We read in verse 11 of this summary. “they went into the city and told the chief priests all that had taken place.”

What is this? Well they would’ve told them about the angels, the women, the empty tomb. Can you imagine this?

Well the leaders make a plan. They get their leaders together and put their heads together.

First, they determine to pay the soldiers off.

Second, they come up with a story, “Tell people, ‘his disciples came by night and stole him away while we were asleep.’”

Third, they make a promise to spin the story before Pilate, so as to protect them from the certain death.

Finally, they agree and set this in motion.

But there are some questions about this plan, aren’t there? It does seem like a plan with a number of weak planks, doesn’t it?

I don’t think the guards are in a favorable position, regardless of their recent deposit. Roman guards didn’t fare too well when the one they were guarding escaped.

I also don’t think it’s a plausible defense to identify the ones who stole the body when you are asleep. As a rule, it’s preferred that witnesses be alert and are capable of supporting their claims. Sleeping people don’t make good witnesses.

Also, the guards are saying what happened. This is miraculous. You can’t stop this.

Finally, if Jesus didn’t raise from the dead, and people said he did, all you’d have to do is ask for him. But, the problem for these leaders, is simply this, he appeared to hundreds and hundreds of people. He showed himself.

When we see the religious leaders spinning a (lame) story and paying off the guards (Mt 28:11-15) we're reminded that unbelief is content to live with many contradictions as long as it achieves relative peace and a sense of control.

But this is not real. It doesn’t last. As we see in the coming weeks and months after, Christianity explodes.
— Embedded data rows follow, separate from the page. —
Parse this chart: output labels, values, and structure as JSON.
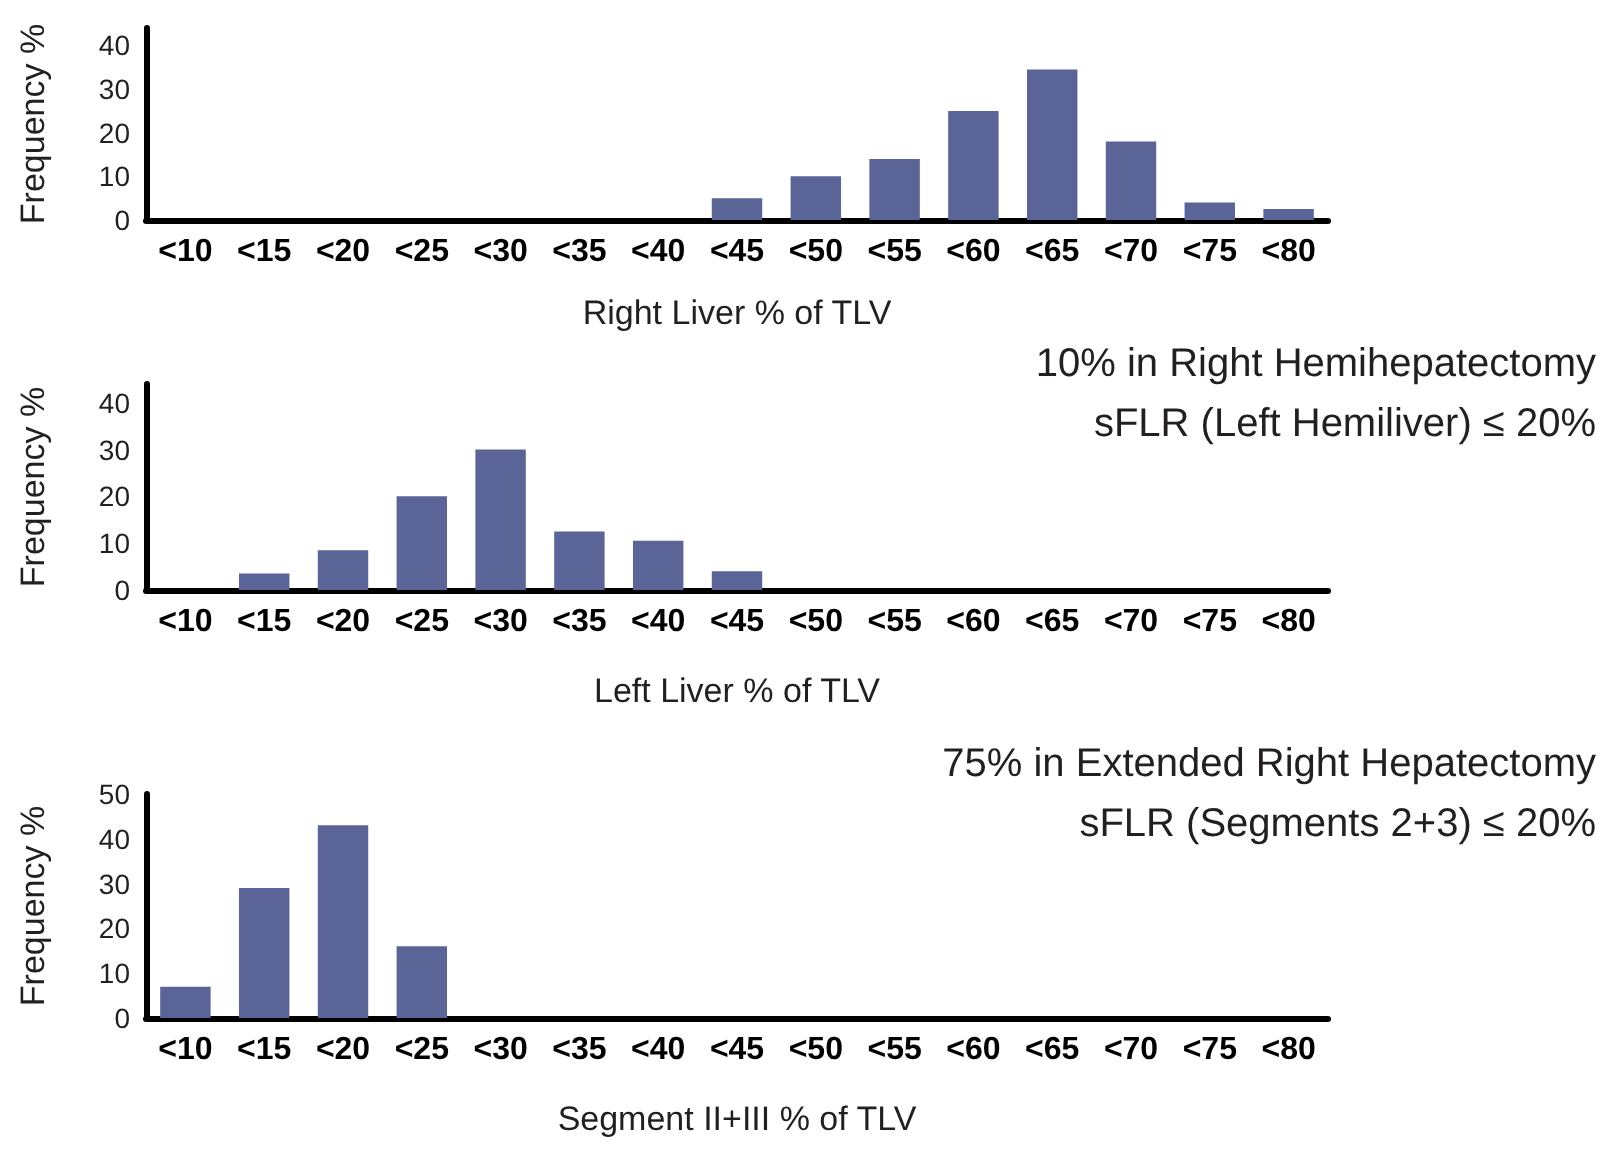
{
  "chart_data": [
    {
      "type": "bar",
      "xlabel": "Right Liver % of TLV",
      "ylabel": "Frequency %",
      "categories": [
        "<10",
        "<15",
        "<20",
        "<25",
        "<30",
        "<35",
        "<40",
        "<45",
        "<50",
        "<55",
        "<60",
        "<65",
        "<70",
        "<75",
        "<80"
      ],
      "series": [
        {
          "color": "#5b6496",
          "values": [
            0,
            0,
            0,
            0,
            0,
            0,
            0,
            5,
            10,
            14,
            25,
            34.5,
            18,
            4,
            2.5
          ]
        }
      ],
      "ylim": [
        0,
        44
      ],
      "yticks": [
        0,
        10,
        20,
        30,
        40
      ],
      "grid": false
    },
    {
      "type": "bar",
      "xlabel": "Left Liver % of TLV",
      "ylabel": "Frequency %",
      "annotations": [
        "10% in Right Hemihepatectomy",
        "sFLR (Left Hemiliver) ≤ 20%"
      ],
      "categories": [
        "<10",
        "<15",
        "<20",
        "<25",
        "<30",
        "<35",
        "<40",
        "<45",
        "<50",
        "<55",
        "<60",
        "<65",
        "<70",
        "<75",
        "<80"
      ],
      "series": [
        {
          "color": "#5b6496",
          "values": [
            0,
            3.5,
            8.5,
            20,
            30,
            12.5,
            10.5,
            4,
            0,
            0,
            0,
            0,
            0,
            0,
            0
          ]
        }
      ],
      "ylim": [
        0,
        44
      ],
      "yticks": [
        0,
        10,
        20,
        30,
        40
      ],
      "grid": false
    },
    {
      "type": "bar",
      "xlabel": "Segment II+III % of TLV",
      "ylabel": "Frequency %",
      "annotations": [
        "75% in Extended Right Hepatectomy",
        "sFLR (Segments 2+3) ≤ 20%"
      ],
      "categories": [
        "<10",
        "<15",
        "<20",
        "<25",
        "<30",
        "<35",
        "<40",
        "<45",
        "<50",
        "<55",
        "<60",
        "<65",
        "<70",
        "<75",
        "<80"
      ],
      "series": [
        {
          "color": "#5b6496",
          "values": [
            7,
            29,
            43,
            16,
            0,
            0,
            0,
            0,
            0,
            0,
            0,
            0,
            0,
            0,
            0
          ]
        }
      ],
      "ylim": [
        0,
        50
      ],
      "yticks": [
        0,
        10,
        20,
        30,
        40,
        50
      ],
      "grid": false
    }
  ]
}
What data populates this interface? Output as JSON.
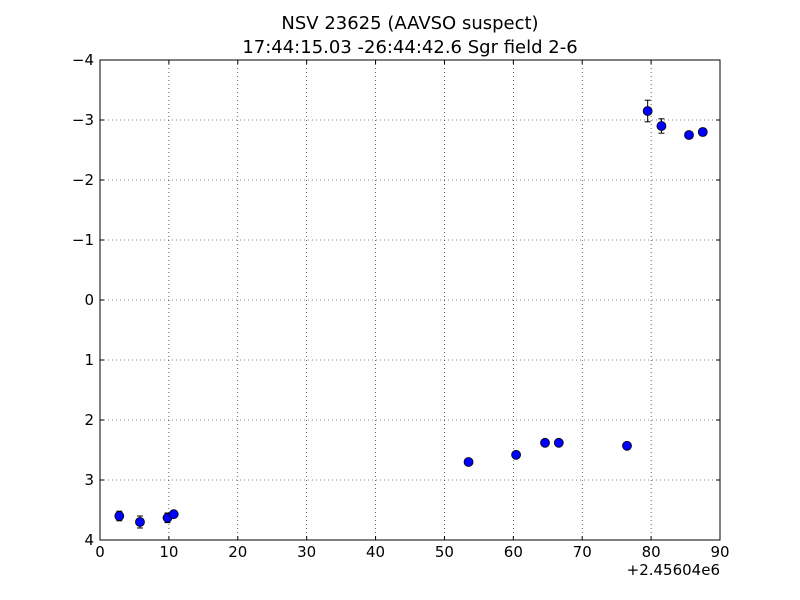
{
  "chart_data": {
    "type": "scatter",
    "title": "NSV 23625 (AAVSO suspect)",
    "subtitle": "17:44:15.03 -26:44:42.6 Sgr field 2-6",
    "xlabel": "",
    "ylabel": "",
    "x_offset_label": "+2.45604e6",
    "xlim": [
      0,
      90
    ],
    "ylim": [
      4,
      -4
    ],
    "y_inverted": true,
    "grid": true,
    "x_ticks": [
      "0",
      "10",
      "20",
      "30",
      "40",
      "50",
      "60",
      "70",
      "80",
      "90"
    ],
    "y_ticks": [
      "−4",
      "−3",
      "−2",
      "−1",
      "0",
      "1",
      "2",
      "3",
      "4"
    ],
    "series": [
      {
        "color": "#0000ff",
        "x": [
          2.8,
          5.8,
          9.8,
          10.7,
          53.5,
          60.4,
          64.6,
          66.6,
          76.5,
          79.5,
          81.5,
          85.5,
          87.5
        ],
        "y": [
          3.6,
          3.7,
          3.63,
          3.57,
          2.7,
          2.58,
          2.38,
          2.38,
          2.43,
          -3.15,
          -2.9,
          -2.75,
          -2.8
        ],
        "yerr": [
          0.08,
          0.1,
          0.08,
          0.05,
          0.05,
          0.05,
          0.04,
          0.04,
          0.04,
          0.18,
          0.12,
          0.05,
          0.06
        ]
      }
    ]
  }
}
It spreads to the nations.

Conclusion

It is interesting isn’t it, that the efforts by those who were unbelieving actually served to strengthen the testimony of the resurrection?

In God’s providence, he sovereignly used their unbelief to strengthen the faith of his disciples.

The appointing of the guards and the sealing of the tomb served to make this story more credible than it would have been otherwise.

The unbelievers, in their scheming, become unwitting servants to bolster the message. 

Where are you in this passage?

Are you like the skeptics, piecing together a defense to Christ that fails to satisfy your restlessness while also revealing numerous contradictions?

See that this path is not the path of life and light.

See the risen Christ.

Know that he comes to those who are weak in faith and strengthens them.

If you turn in faith to believe in him, he will certainly receive you.

Perhaps you can identify with these women at the tomb.

Like them you love Christ but your faith is often weak.

See their posture in verse 9, face down on the ground grabbing ahold of the nail-pierced feet of Jesus.

See how Jesus greets them 10 steps down the road without having it all figured out.

See his kindness. See his love. See him receive their worship.

Like them, find your faith strengthened by the truth of the resurrection.

By raising from the dead, Jesus proves that he really is the King who’s worthy of your worship.

If he has raised from the dead then he is God—he has done something that only God can do.

Therefore, you must accept everything he says as true. He is God after all.

And he deserves to be treated as such. He deserves to be worshiped.